It appears that what we need here is a way for us not to create a FATAL state in which a disk buffer requires to be wiped away entirely for pod to function. Buffer corruption errors should be handled, or at least give the users a choice as to how to handle it (i.e. crash, delete the whole buffer, or even better: delete only the file(s) that are corrupted)

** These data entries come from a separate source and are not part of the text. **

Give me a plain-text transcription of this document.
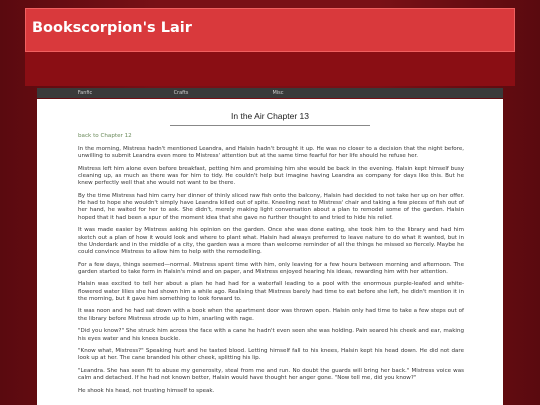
Bookscorpion's Lair
Fanfic	Crafts	Misc
In the Air Chapter 13
back to Chapter 12

In the morning, Mistress hadn't mentioned Leandra, and Halsin hadn't brought it up. He was no closer to a decision that the night before, unwilling to submit Leandra even more to Mistress' attention but at the same time fearful for her life should he refuse her.

Mistress left him alone even before breakfast, petting him and promising him she would be back in the evening. Halsin kept himself busy cleaning up, as much as there was for him to tidy. He couldn't help but imagine having Leandra as company for days like this. But he knew perfectly well that she would not want to be there.

By the time Mistress had him carry her dinner of thinly sliced raw fish onto the balcony, Halsin had decided to not take her up on her offer. He had to hope she wouldn't simply have Leandra killed out of spite. Kneeling next to Mistress' chair and taking a few pieces of fish out of her hand, he waited for her to ask. She didn't, merely making light conversation about a plan to remodel some of the garden. Halsin hoped that it had been a spur of the moment idea that she gave no further thought to and tried to hide his relief.

It was made easier by Mistress asking his opinion on the garden. Once she was done eating, she took him to the library and had him sketch out a plan of how it would look and where to plant what. Halsin had always preferred to leave nature to do what it wanted, but in the Underdark and in the middle of a city, the garden was a more than welcome reminder of all the things he missed so fiercely. Maybe he could convince Mistress to allow him to help with the remodelling.

For a few days, things seemed—normal. Mistress spent time with him, only leaving for a few hours between morning and afternoon. The garden started to take form in Halsin's mind and on paper, and Mistress enjoyed hearing his ideas, rewarding him with her attention.

Halsin was excited to tell her about a plan he had had for a waterfall leading to a pool with the enormous purple-leafed and white-flowered water lilies she had shown him a while ago. Realising that Mistress barely had time to eat before she left, he didn't mention it in the morning, but it gave him something to look forward to.

It was noon and he had sat down with a book when the apartment door was thrown open. Halsin only had time to take a few steps out of the library before Mistress strode up to him, snarling with rage.

"Did you know?" She struck him across the face with a cane he hadn't even seen she was holding. Pain seared his cheek and ear, making his eyes water and his knees buckle.

"Know what, Mistress?" Speaking hurt and he tasted blood. Letting himself fall to his knees, Halsin kept his head down. He did not dare look up at her. The cane branded his other cheek, splitting his lip.

"Leandra. She has seen fit to abuse my generosity, steal from me and run. No doubt the guards will bring her back." Mistress voice was calm and detached. If he had not known better, Halsin would have thought her anger gone. "Now tell me, did you know?"

He shook his head, not trusting himself to speak.
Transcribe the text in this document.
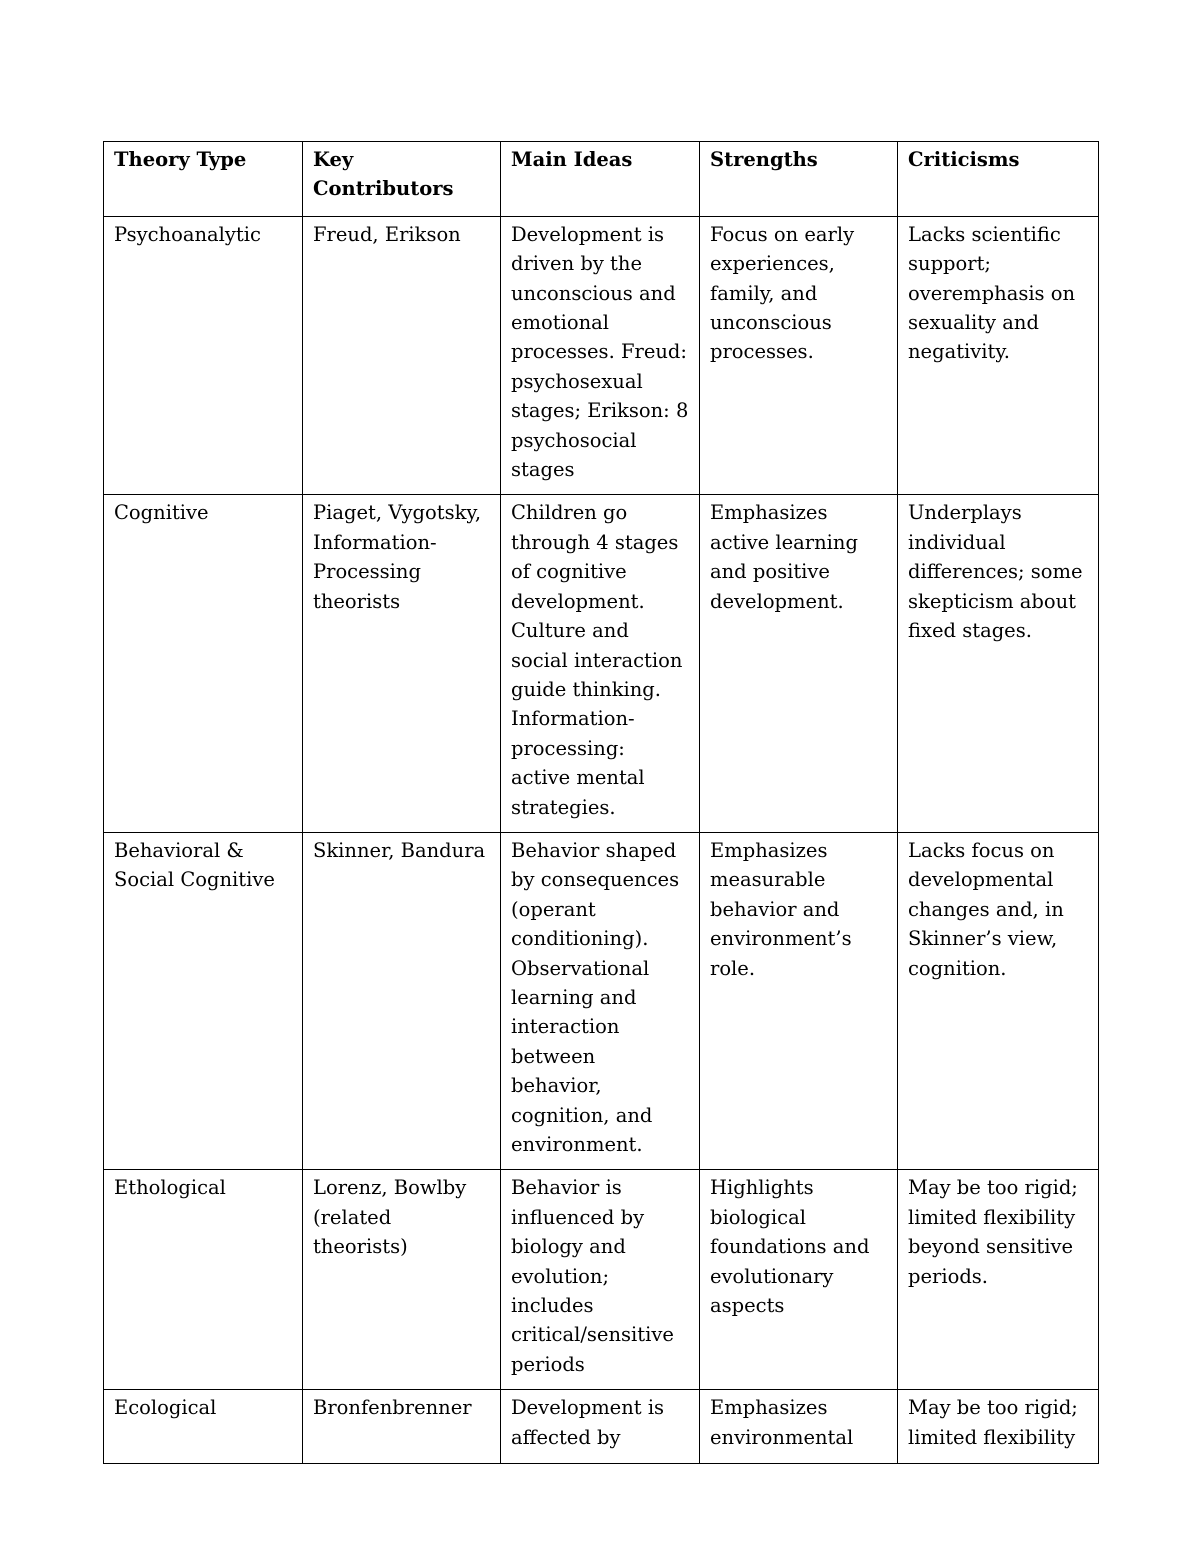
Theory Type	Key Contributors	Main Ideas	Strengths	Criticisms
Psychoanalytic	Freud, Erikson	Development is driven by the unconscious and emotional processes. Freud: psychosexual stages; Erikson: 8 psychosocial stages	Focus on early experiences, family, and unconscious processes.	Lacks scientific support; overemphasis on sexuality and negativity.
Cognitive	Piaget, Vygotsky, Information-Processing theorists	Children go through 4 stages of cognitive development. Culture and social interaction guide thinking. Information-processing: active mental strategies.	Emphasizes active learning and positive development.	Underplays individual differences; some skepticism about fixed stages.
Behavioral & Social Cognitive	Skinner, Bandura	Behavior shaped by consequences (operant conditioning). Observational learning and interaction between behavior, cognition, and environment.	Emphasizes measurable behavior and environment’s role.	Lacks focus on developmental changes and, in Skinner’s view, cognition.
Ethological	Lorenz, Bowlby (related theorists)	Behavior is influenced by biology and evolution; includes critical/sensitive periods	Highlights biological foundations and evolutionary aspects	May be too rigid; limited flexibility beyond sensitive periods.
Ecological	Bronfenbrenner	Development is affected by	Emphasizes environmental	May be too rigid; limited flexibility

Well, yes. This is a bug, and we obviously don’t intend for users to encounter bugs and have to do a bunch of manual remediation, especially when that remediation involves potentially losing data.

tobz on Feb 13, 2024

@m1cha3lf @jszwedko @zamazan4ik we are experiencing this, and other erratic behavior with disk buffers at scale. We also notice that sometimes when a buffer gets corrupted, new pods that spin up to try to pick up where it left off show this error:

2024-02-12T05:58:37.912771Z ERROR vector::topology::builder: Configuration error. error=Sink "datadog_egress": error occurred when building buffer: failed to build individual stage 0: failed to seek to position where reader left off: failed to decoded record: InvalidProtobufPayload

The only way to fix it is to do what @m1cha3lf said: delete the buffer and restart vector. What are your recommendations for mitigating this? We are considering having to switch to memory buffers to avoid this, but that would come at the expense of log durability and we’re not sure that will fit our business use case.

hillmandj on Feb 12, 2024